Seeing God's glory
Last Sunday I preached on Exodus 34:29-35 and 2 Corinthians 3:7-18, which talks about it. You can listen to me talking about both of them here.
Why is Moses’ face shining when he comes down the mountain in Exodus 34:29-35? We’re given the answer: “because he had been speaking with God” (v29). The account we have of his time up there includes him asking to see God’s glory (33:18), which God graciously agrees to do; that experience of God leads to his face shining because glory and light seem to be related (see also Ezekiel 1:26-28). Glory is God’s self-disclosure to us: we see and hear what He’s like.
This occasional appearances of the glory anticipate and are superseded by the appearance of the Son of God on earth: Jesus (John 1:14, Hebrews 1:1-3). There are moments of shining glory during His time on earth (Luke 2:8-9, Matthew 17:2-3) but more often, the revealing of His glory is different to this. He is veiled as a baby, a carpenter’s son, a resident of the back end of beyond, not a member of any kind of elite – but then His glory shines forth in His teaching, His power over nature, His welcome of the rejected and His healing of thousands. This all brings glory to God (John 17:4) and leads to the amazing conclusion described in John 12:23-24 “The hour has come for the Son of Man to be glorified. Truly, truly, I say to you, unless a grain of wheat falls into the earth and dies, it remains alone; but if it dies, it bears much fruit.” The glory of God, the ultimate explanation by God of who He is, is the death of Jesus Christ His Son, by which life can be given to others. We sing a song, “This is Jesus in His glory: King of heaven dying for me.” Greater than the light which Moses saw, or the vision that dazzled Ezekiel, or a host of angels stunning shepherds – the cross is the greatest display of the glory of God because it tells us more about God than anything else.
2 Corinthians 3:7-18 reflects (as it were) on this story of glory: how it is only by God’s power that we see His glory, which is far superior to what even Moses experienced. It gives us a way of thinking about our current experience of God: does verse 18 describe you, or are you more like Moses – sometimes shining, then fading, or one of the Israelites who were frustrated or cynical spectators.

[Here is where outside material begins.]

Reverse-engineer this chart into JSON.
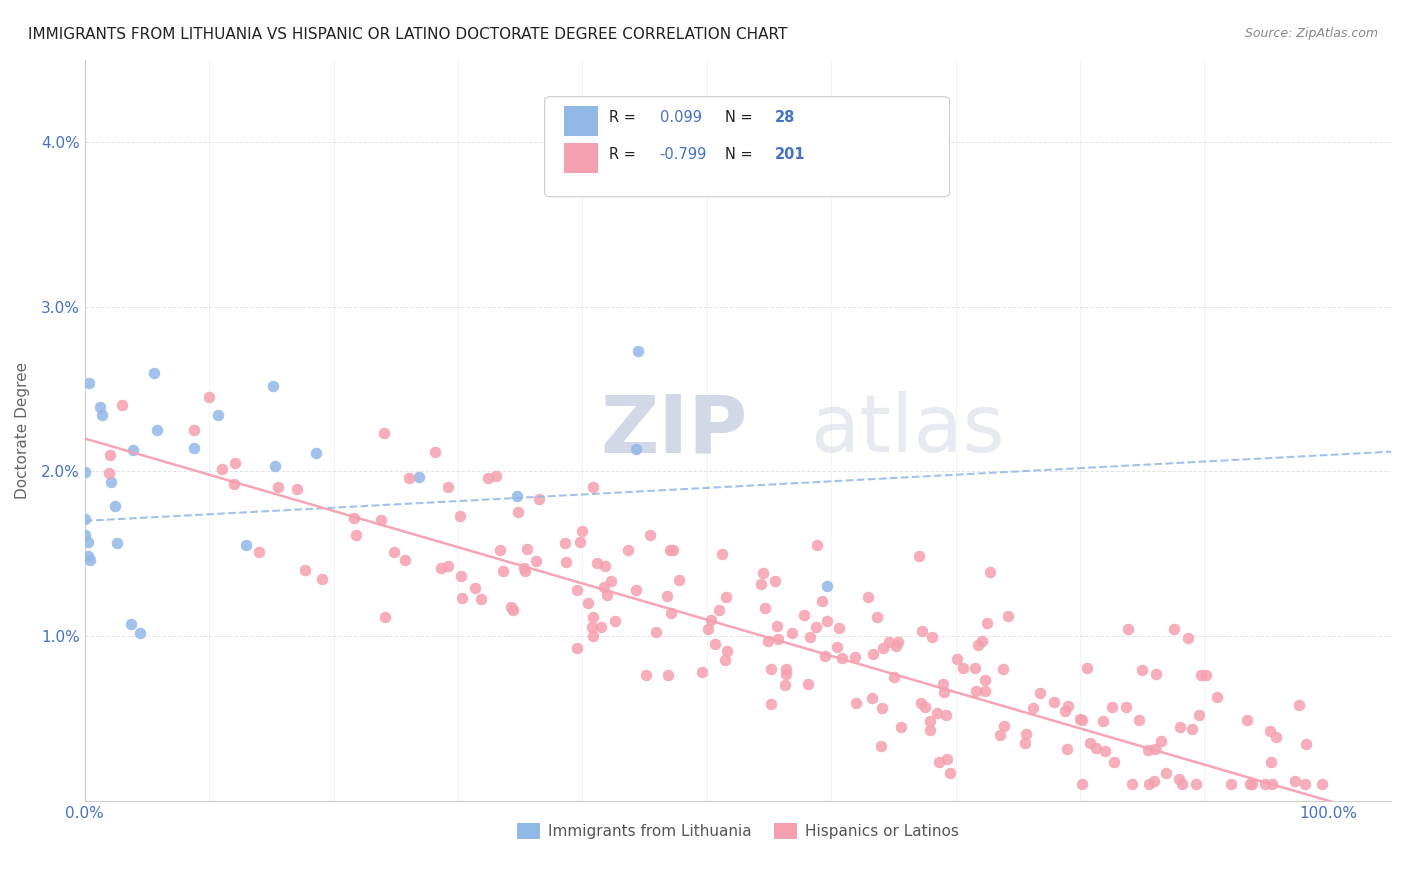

If it’s anything less than verse 18 – “beholding the glory of the Lord… being transformed into the same image from one degree of glory to another” – then we can’t settle for it. Not because we’re chasing experience but because Jesus deserves to be seen and known and loved and praised as supremely, exclusively glorious.
If we’re not amazed by Jesus’ glory, why not?
- We’re only glimpsing it. It gets some of our attention but not all. Other things vie for our gaze, legitimate and less so. John Donne confessed: “I neglect God for the buzzing of a fly, for the creaking of a door, for the rattle of a coach in the street.”
- We close our eyes. Disappointment and frustration wear us down, hurt makes us flinch, bitterness pulls at our eyelids. You can keep coming to church events, maybe even look the part, but your heart and your eyes are closed. You’ve decided that God is not glorious.
“I was standing today in the dark toolshed. The sun was shining outside and through the crack at the top of the door there came a sunbeam. From where I stood that beam of light, with the specks of dust floating in it, was the most striking thing in the place. Everything else was almost pitch-black. I was seeing the beam, not seeing things by it. Then I moved, so that the beam fell on my eyes. Instantly the whole previous picture vanished. I saw no toolshed, and (above all) no beam. Instead I saw, framed in the irregular cranny at the top of the door, green leaves moving on the branches of a tree outside and beyond that, 90 odd million miles away, the sun. Looking along the beam, and looking at the beam are very different experiences.”Often when we think about seeing God and His glory, what we actually think about is seeing beams of light – radiances from God. A miracle, an encouragement, provision, guidance, creation – all these and other good things come from God and are displays of His glory but we don’t go further than seeing the things themselves: we don’t adjust our perspective to “look along” the beam and see the one who is shining. We do this by considering what the blessing says and shows us about God. This way of thinking even enables us to praise and know Him through times of hardship because we can look past those things to the One who gives us hope. The Holy Spirit has been given to help us with this: He loves to show us God’s glory, which is why Paul mentions Him (2 Corinthians 3:17,18).